We thought Saturday’s 5 p.m. Gore-B-Que at the Brick (1727 McGee, 816-421-1634) might be an environmental awareness event connecting vice presidential slide-showman Al Gore’s greenhouse outreach with a delicious pit-roasted pig. But the truth, as is often the case with the environmental implications of human industry, is far more terrifying. Gore-B-Que is The Brick’s rechristening of “Dinner and a Movie Night,” and Saturday’s premiere is Redneck Zombies, a fine example of the cannibal-hillbilly genre that has so defined American cinema since the 1970s.
Note to hillbillies: Yes, it is unfair to suggest that hill folk are more likely than other groups to eat human flesh. A reasonable argument could be made for cannibal yacht captains. For instance, you could write a lost-at-sea story in which wealthy schooner skippers eat their passengers. But does it resonate? Deeply? I mean in the Joseph Campbell Hero With a Thousand Faces way that we can’t get George Lucas to shut the fuck up about? The answer is no. At least, it doesn’t resonate quite like cannibal hillbillies – that resonates like a tuning fork. Or, in hillbilly terminology, a dousing rod. Those resonate, right?
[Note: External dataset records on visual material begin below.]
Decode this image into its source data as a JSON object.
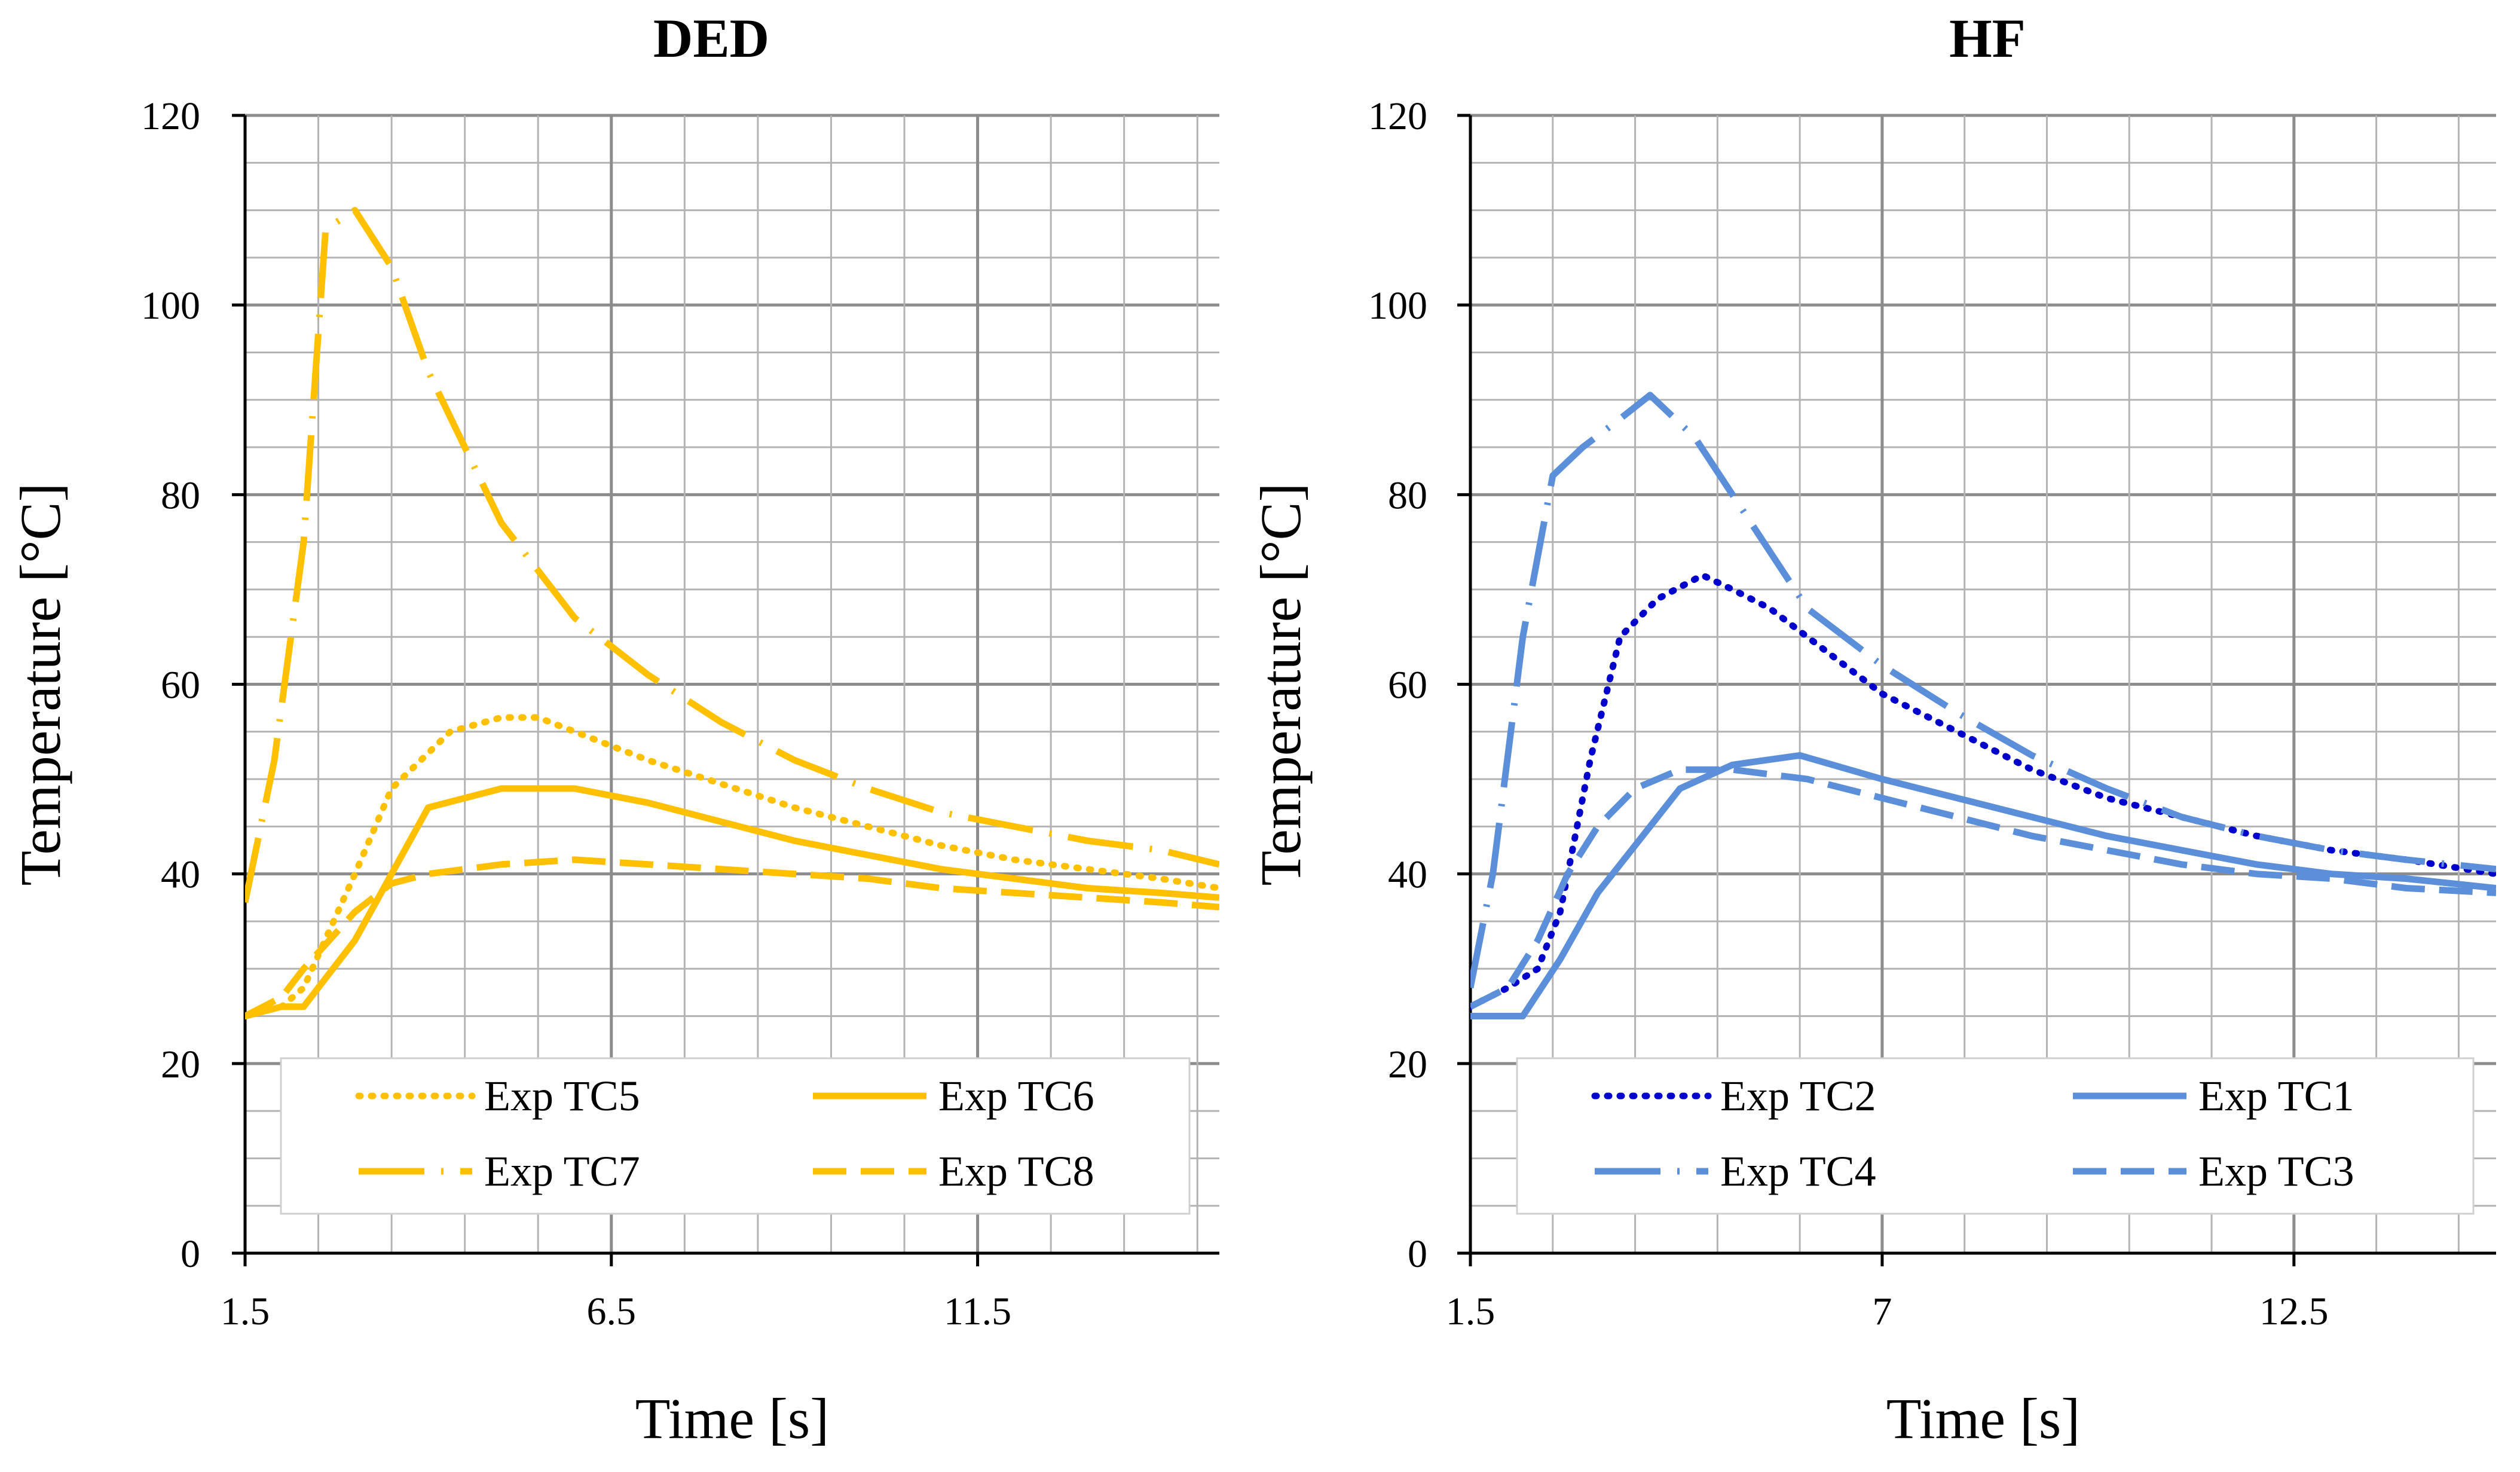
{
  "chart_data": [
    {
      "type": "line",
      "title": "DED",
      "xlabel": "Time [s]",
      "ylabel": "Temperature [°C]",
      "xlim": [
        1.5,
        14.8
      ],
      "ylim": [
        0,
        120
      ],
      "x_major_ticks": [
        1.5,
        6.5,
        11.5
      ],
      "x_tick_labels": [
        "1.5",
        "6.5",
        "11.5"
      ],
      "x_gridlines": [
        1.5,
        2.5,
        3.5,
        4.5,
        5.5,
        6.5,
        7.5,
        8.5,
        9.5,
        10.5,
        11.5,
        12.5,
        13.5,
        14.5
      ],
      "y_major_ticks": [
        0,
        20,
        40,
        60,
        80,
        100,
        120
      ],
      "y_tick_labels": [
        "0",
        "20",
        "40",
        "60",
        "80",
        "100",
        "120"
      ],
      "y_minor_step": 5,
      "grid": true,
      "legend": {
        "position": "bottom",
        "columns": 2,
        "order": [
          "Exp TC5",
          "Exp TC6",
          "Exp TC7",
          "Exp TC8"
        ]
      },
      "series": [
        {
          "name": "Exp TC5",
          "style": "dotted",
          "color": "#FFC000",
          "x": [
            1.5,
            2.0,
            2.3,
            3.0,
            3.5,
            4.3,
            5.0,
            5.5,
            6.0,
            7.0,
            8.0,
            9.0,
            10.0,
            11.0,
            12.0,
            13.0,
            14.0,
            14.8
          ],
          "y": [
            25,
            26,
            28,
            40,
            49,
            55,
            56.5,
            56.5,
            55,
            52,
            49.5,
            47,
            45,
            43,
            41.5,
            40.5,
            39.5,
            38.5
          ]
        },
        {
          "name": "Exp TC6",
          "style": "solid",
          "color": "#FFC000",
          "x": [
            1.5,
            2.0,
            2.3,
            3.0,
            3.5,
            4.0,
            5.0,
            5.5,
            6.0,
            7.0,
            8.0,
            9.0,
            10.0,
            11.0,
            12.0,
            13.0,
            14.0,
            14.8
          ],
          "y": [
            25,
            26,
            26,
            33,
            40,
            47,
            49,
            49,
            49,
            47.5,
            45.5,
            43.5,
            42,
            40.5,
            39.5,
            38.5,
            38,
            37.5
          ]
        },
        {
          "name": "Exp TC7",
          "style": "long-dash-dot",
          "color": "#FFC000",
          "x": [
            1.5,
            1.9,
            2.3,
            2.6,
            3.0,
            3.5,
            4.0,
            5.0,
            6.0,
            7.0,
            8.0,
            9.0,
            10.0,
            11.0,
            12.0,
            13.0,
            14.0,
            14.8
          ],
          "y": [
            37,
            52,
            75,
            108,
            110,
            104,
            93,
            77,
            67,
            61,
            56,
            52,
            49,
            46.5,
            45,
            43.5,
            42.5,
            41
          ]
        },
        {
          "name": "Exp TC8",
          "style": "dashed",
          "color": "#FFC000",
          "x": [
            1.5,
            2.0,
            2.3,
            3.0,
            3.5,
            4.0,
            5.0,
            6.0,
            7.0,
            8.0,
            9.0,
            10.0,
            11.0,
            12.0,
            13.0,
            14.0,
            14.8
          ],
          "y": [
            25,
            27,
            30,
            36,
            39,
            40,
            41,
            41.5,
            41,
            40.5,
            40,
            39.5,
            38.5,
            38,
            37.5,
            37,
            36.5
          ]
        }
      ]
    },
    {
      "type": "line",
      "title": "HF",
      "xlabel": "Time [s]",
      "ylabel": "Temperature [°C]",
      "xlim": [
        1.5,
        15.2
      ],
      "ylim": [
        0,
        120
      ],
      "x_major_ticks": [
        1.5,
        7,
        12.5
      ],
      "x_tick_labels": [
        "1.5",
        "7",
        "12.5"
      ],
      "x_gridlines": [
        1.5,
        2.6,
        3.7,
        4.8,
        5.9,
        7.0,
        8.1,
        9.2,
        10.3,
        11.4,
        12.5,
        13.6,
        14.7
      ],
      "y_major_ticks": [
        0,
        20,
        40,
        60,
        80,
        100,
        120
      ],
      "y_tick_labels": [
        "0",
        "20",
        "40",
        "60",
        "80",
        "100",
        "120"
      ],
      "y_minor_step": 5,
      "grid": true,
      "legend": {
        "position": "bottom",
        "columns": 2,
        "order": [
          "Exp TC2",
          "Exp TC1",
          "Exp TC4",
          "Exp TC3"
        ]
      },
      "series": [
        {
          "name": "Exp TC2",
          "style": "dotted",
          "color": "#0000CC",
          "x": [
            1.5,
            2.0,
            2.4,
            2.7,
            3.1,
            3.5,
            4.0,
            4.6,
            5.0,
            5.5,
            6.0,
            7.0,
            8.0,
            9.0,
            10.0,
            11.0,
            12.0,
            13.0,
            14.0,
            15.2
          ],
          "y": [
            26,
            28,
            30,
            36,
            52,
            65,
            69,
            71.5,
            70,
            68,
            65,
            59,
            55,
            51,
            48,
            46,
            44,
            42.5,
            41.5,
            40
          ]
        },
        {
          "name": "Exp TC1",
          "style": "solid",
          "color": "#5B8FD9",
          "x": [
            1.5,
            2.2,
            2.7,
            3.2,
            3.6,
            4.3,
            5.0,
            5.9,
            7.0,
            8.0,
            9.0,
            10.0,
            11.0,
            12.0,
            13.0,
            14.0,
            15.2
          ],
          "y": [
            25,
            25,
            31,
            38,
            42,
            49,
            51.5,
            52.5,
            50,
            48,
            46,
            44,
            42.5,
            41,
            40,
            39.5,
            38.5
          ]
        },
        {
          "name": "Exp TC4",
          "style": "long-dash-dot",
          "color": "#5B8FD9",
          "x": [
            1.5,
            1.8,
            2.2,
            2.6,
            3.0,
            3.5,
            3.9,
            4.5,
            5.0,
            5.5,
            6.0,
            7.0,
            8.0,
            9.0,
            10.0,
            11.0,
            12.0,
            13.0,
            14.0,
            15.2
          ],
          "y": [
            28,
            40,
            65,
            82,
            85,
            88,
            90.5,
            86,
            80,
            74,
            68,
            62,
            57,
            52.5,
            49,
            46,
            44,
            42.5,
            41.5,
            40.5
          ]
        },
        {
          "name": "Exp TC3",
          "style": "dashed",
          "color": "#5B8FD9",
          "x": [
            1.5,
            2.0,
            2.4,
            2.8,
            3.2,
            3.7,
            4.3,
            5.0,
            6.0,
            7.0,
            8.0,
            9.0,
            10.0,
            11.0,
            12.0,
            13.0,
            14.0,
            15.2
          ],
          "y": [
            26,
            28,
            33,
            40,
            45,
            49,
            51,
            51,
            50,
            48,
            46,
            44,
            42.5,
            41,
            40,
            39.5,
            38.5,
            38
          ]
        }
      ]
    }
  ]
}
We conclude our infrequent movie recommendations with this endorsement.
E-mail from copy editor Scott Wilson:
Add this early screening of the movie Waitress to your weekend round-up. May I suggest:
Those of you with complex feelings about your mother, especially those from broken homes, will want to take your mom to see a comedy (a good comedy, actually) about a woman who loathes the father of her unborn child. The promotion includes pie but does not come with talking points to help tell Mom about the murder last year of the film's writer and director, Adrienne Shelly. Bittersweet, yes, but better than Spider-Man 3.
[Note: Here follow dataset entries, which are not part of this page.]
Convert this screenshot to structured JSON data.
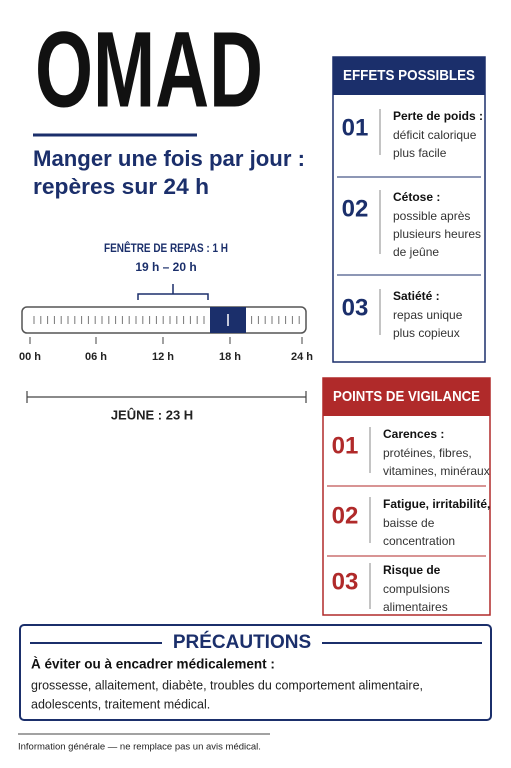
{
  "header": {
    "title": "OMAD",
    "subtitle": [
      "Manger une fois par jour :",
      "repères sur 24 h"
    ]
  },
  "timeline": {
    "window_label": "FENÊTRE DE REPAS : 1 H",
    "window_time": "19 h – 20 h",
    "hours": [
      "00 h",
      "06 h",
      "12 h",
      "18 h",
      "24 h"
    ],
    "fasting_label": "JEÛNE : 23 H"
  },
  "effects": {
    "title": "EFFETS POSSIBLES",
    "items": [
      {
        "number": "01",
        "title": "Perte de poids :",
        "lines": [
          "déficit calorique",
          "plus facile"
        ]
      },
      {
        "number": "02",
        "title": "Cétose :",
        "lines": [
          "possible après",
          "plusieurs heures",
          "de jeûne"
        ]
      },
      {
        "number": "03",
        "title": "Satiété :",
        "lines": [
          "repas unique",
          "plus copieux"
        ]
      }
    ]
  },
  "vigilance": {
    "title": "POINTS DE VIGILANCE",
    "items": [
      {
        "number": "01",
        "title": "Carences :",
        "lines": [
          "protéines, fibres,",
          "vitamines, minéraux"
        ]
      },
      {
        "number": "02",
        "title": "Fatigue, irritabilité,",
        "lines": [
          "baisse de",
          "concentration"
        ]
      },
      {
        "number": "03",
        "title": "Risque de",
        "lines": [
          "compulsions",
          "alimentaires"
        ]
      }
    ]
  },
  "precautions": {
    "title": "PRÉCAUTIONS",
    "lead": "À éviter ou à encadrer médicalement :",
    "lines": [
      "grossesse, allaitement, diabète, troubles du comportement alimentaire,",
      "adolescents, traitement médical."
    ]
  },
  "footer": "Information générale — ne remplace pas un avis médical."
}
So, yeah, what Scott said. Use the link above to buy tickets to the 2 p.m. Sunday show.
The Kansas City Art Institute (4415 Warwick) is having an end-of-semester exhibition and sale – and because you’re a true bro among brosephs and our relationship is solid, we need to be honest: You need some new art on your walls. The Scarface door-poster and the bronze Buddha ashtray are not impressing the ladies. So from 5 p.m. to 7 p.m. today, 10 a.m. to 5 p.m. Saturday and noon to 5 p.m. Sunday, check out work by students in the KCAI departments of ceramics, fiber, foundation, interdisciplinary arts, new media, painting, photography, printmaking and sculpture. And for the love of god, find something to replace the Corona bubbler lamp in the living room.
Weekend Theater Roundup:
Bunk Bed Brothers at the American Heartland Theater (2450 Grand). Friday and Saturday, 8 p.m. and Sunday at 2 p.m.
Zanna, Don't! at the Just Off Broadway Theatre (3051 Central) Friday and Saturday, 8 p.m.
The Syringa Tree at the Kansas City Repertory Theater's Copaken Stage (13th and Walnut). Friday and Saturday at 8 p.m.
A Streetcar Named Desire at the Metropolitan Ensemble Theatre (1824 Walnut Street, 816-769-1516). Friday and Saturday at 8 p.m. Sunday at 7:30 p.m.
The Rajah of Saint Louis at Next Space (512 East 18th Street). Friday and Saturday at 8 p.m.
The Improvabilities presents Mission: IPROV-able, an improvisational comedy performance, at the Fine Arts Theatre (5909 Johnson Drive in Mission, 913-384-5629), Saturday at 9 p.m.
Lend me a Tenor at the Olathe Community Theater (500 East Loula, 913-782-2990). Friday and Saturday at 8 p.m.
Iron Kisses at the Unicorn Theatre (3828 Main). Friday and Saturday at 8 p.m., Sunday at 3 p.m.